Nell’ottavo cerchio dell’Inferno, Malebolge. Settima bolgia. Dante narra: “Né la O né la I si scrissero mai così rapidamente, come egli avvampò e fu infuocato, e avvenne che cadendo diventasse tutto cenere; e dopo che fu così annientato a terra, la cenere si concentrò da sola e ridiventò di colpo lo stesso dannato. Così è asserito dagli insigni sapienti che la fenice muore e poi torna a nascere, ogni volta che si viene vicino nel tempo al cinquecentesimo anno; nella sua vita non si nutre di erbe né di vegetali seminati dall’uomo, ma solo di gocce di incenso e di amomo, e le bende funebri sono il nardo e la mirra”.
Figura del mito classico, la fenice fu un uccello sacro agli antichi Egizi, di cui parlarono in abbondanza letterati e astrologi. Erodoto la descrisse come una grande aquila, con le piume estremamente variopinte. Originaria dell’Etiopia, viveva almeno cinquecento anni, fino a quando, arrivata al termine della sua esistenza, si costruiva un nido per morirvi bruciata. Dalle ceneri, ne nasceva un’altra, che volava in Egitto, a Eliopoli, in cui era consacrata nel tempio del Sole, per tornare poi in Etiopia a vivere una lunghissima vita.
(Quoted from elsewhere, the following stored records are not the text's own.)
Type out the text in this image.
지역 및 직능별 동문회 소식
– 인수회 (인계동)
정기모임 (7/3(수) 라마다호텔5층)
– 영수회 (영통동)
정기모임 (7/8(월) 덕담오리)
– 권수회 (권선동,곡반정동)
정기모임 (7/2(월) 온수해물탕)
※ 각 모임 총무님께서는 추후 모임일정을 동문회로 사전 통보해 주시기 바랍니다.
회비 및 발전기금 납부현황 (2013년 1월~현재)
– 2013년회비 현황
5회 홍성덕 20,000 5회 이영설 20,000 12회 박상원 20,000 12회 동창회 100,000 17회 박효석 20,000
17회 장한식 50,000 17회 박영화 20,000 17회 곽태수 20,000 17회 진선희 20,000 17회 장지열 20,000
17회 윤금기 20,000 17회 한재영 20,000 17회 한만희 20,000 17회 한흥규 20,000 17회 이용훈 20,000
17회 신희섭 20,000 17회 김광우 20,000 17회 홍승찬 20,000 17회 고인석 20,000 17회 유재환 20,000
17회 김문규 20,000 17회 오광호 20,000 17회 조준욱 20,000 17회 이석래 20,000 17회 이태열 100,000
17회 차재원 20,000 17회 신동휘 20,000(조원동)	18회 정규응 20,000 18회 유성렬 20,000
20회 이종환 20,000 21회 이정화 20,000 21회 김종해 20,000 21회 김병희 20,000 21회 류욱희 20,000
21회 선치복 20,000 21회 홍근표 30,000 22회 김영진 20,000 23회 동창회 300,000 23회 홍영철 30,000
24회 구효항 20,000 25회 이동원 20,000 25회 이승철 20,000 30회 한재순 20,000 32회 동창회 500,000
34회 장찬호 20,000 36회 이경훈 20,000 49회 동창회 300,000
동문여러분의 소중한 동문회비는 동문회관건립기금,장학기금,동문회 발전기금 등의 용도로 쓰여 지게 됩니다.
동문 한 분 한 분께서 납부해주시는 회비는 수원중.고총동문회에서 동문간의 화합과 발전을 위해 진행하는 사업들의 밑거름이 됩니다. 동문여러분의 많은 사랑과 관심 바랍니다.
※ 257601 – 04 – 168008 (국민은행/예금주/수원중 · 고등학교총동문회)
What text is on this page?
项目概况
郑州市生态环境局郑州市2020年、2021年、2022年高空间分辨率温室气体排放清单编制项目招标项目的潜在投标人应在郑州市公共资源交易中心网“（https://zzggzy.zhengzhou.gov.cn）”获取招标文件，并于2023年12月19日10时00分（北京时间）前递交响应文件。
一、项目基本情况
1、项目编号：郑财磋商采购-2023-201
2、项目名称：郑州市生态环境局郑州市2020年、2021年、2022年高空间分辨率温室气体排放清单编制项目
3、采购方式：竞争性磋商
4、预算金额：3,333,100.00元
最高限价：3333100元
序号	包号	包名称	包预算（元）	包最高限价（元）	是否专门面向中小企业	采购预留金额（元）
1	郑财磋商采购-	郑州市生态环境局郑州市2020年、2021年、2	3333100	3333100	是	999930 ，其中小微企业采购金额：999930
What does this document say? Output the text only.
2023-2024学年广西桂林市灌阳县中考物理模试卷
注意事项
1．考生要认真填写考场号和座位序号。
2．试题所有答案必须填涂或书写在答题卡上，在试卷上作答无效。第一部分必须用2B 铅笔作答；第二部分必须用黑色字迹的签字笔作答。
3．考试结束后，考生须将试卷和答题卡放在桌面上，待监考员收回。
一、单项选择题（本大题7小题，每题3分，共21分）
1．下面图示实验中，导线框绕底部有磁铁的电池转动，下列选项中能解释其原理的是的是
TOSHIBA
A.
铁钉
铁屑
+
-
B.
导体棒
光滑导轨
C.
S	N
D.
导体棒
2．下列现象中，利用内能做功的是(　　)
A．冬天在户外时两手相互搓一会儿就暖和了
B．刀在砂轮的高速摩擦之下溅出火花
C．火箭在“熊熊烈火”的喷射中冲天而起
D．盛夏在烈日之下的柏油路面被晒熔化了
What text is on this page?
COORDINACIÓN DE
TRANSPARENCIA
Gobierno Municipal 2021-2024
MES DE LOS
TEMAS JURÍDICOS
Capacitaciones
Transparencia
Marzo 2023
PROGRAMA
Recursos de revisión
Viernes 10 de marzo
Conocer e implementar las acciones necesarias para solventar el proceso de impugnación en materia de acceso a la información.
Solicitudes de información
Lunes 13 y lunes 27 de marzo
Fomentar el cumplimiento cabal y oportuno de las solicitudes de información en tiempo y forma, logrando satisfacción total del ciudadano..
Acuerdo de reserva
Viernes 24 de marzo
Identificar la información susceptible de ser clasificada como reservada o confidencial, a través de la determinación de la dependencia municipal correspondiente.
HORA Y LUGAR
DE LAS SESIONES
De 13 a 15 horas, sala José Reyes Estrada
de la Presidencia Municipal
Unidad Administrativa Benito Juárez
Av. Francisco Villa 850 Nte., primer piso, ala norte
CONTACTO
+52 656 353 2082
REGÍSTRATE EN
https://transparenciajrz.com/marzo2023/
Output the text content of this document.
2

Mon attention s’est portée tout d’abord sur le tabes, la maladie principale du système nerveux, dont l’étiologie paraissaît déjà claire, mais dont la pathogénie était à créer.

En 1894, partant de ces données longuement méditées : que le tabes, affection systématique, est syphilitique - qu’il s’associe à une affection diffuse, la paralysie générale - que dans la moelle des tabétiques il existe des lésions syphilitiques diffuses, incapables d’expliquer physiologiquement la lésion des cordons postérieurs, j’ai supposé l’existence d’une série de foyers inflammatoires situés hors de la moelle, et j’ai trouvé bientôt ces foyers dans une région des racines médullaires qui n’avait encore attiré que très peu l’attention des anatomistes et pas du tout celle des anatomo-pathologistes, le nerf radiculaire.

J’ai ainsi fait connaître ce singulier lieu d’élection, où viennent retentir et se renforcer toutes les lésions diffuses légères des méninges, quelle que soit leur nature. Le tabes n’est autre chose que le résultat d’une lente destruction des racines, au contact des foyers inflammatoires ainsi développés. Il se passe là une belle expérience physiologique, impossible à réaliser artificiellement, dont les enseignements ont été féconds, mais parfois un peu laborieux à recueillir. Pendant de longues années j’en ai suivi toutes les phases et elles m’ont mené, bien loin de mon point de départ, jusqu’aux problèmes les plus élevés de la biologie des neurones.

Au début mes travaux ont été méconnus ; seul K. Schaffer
Il poeta, con il riferimento sopra citato, nel quale la velocità della morte e della sua rinascita è paragonata alla mutazione di Vanni Fucci colpito da un serpente, di cui si parlerà in separata sede, sembrò credere, asserisce più di qualche antico commentatore della Commedia, alla realtà effettiva della fenice, peraltro usata dai poeti suoi contemporanei come metafora per descrivere il personaggio dell’amante.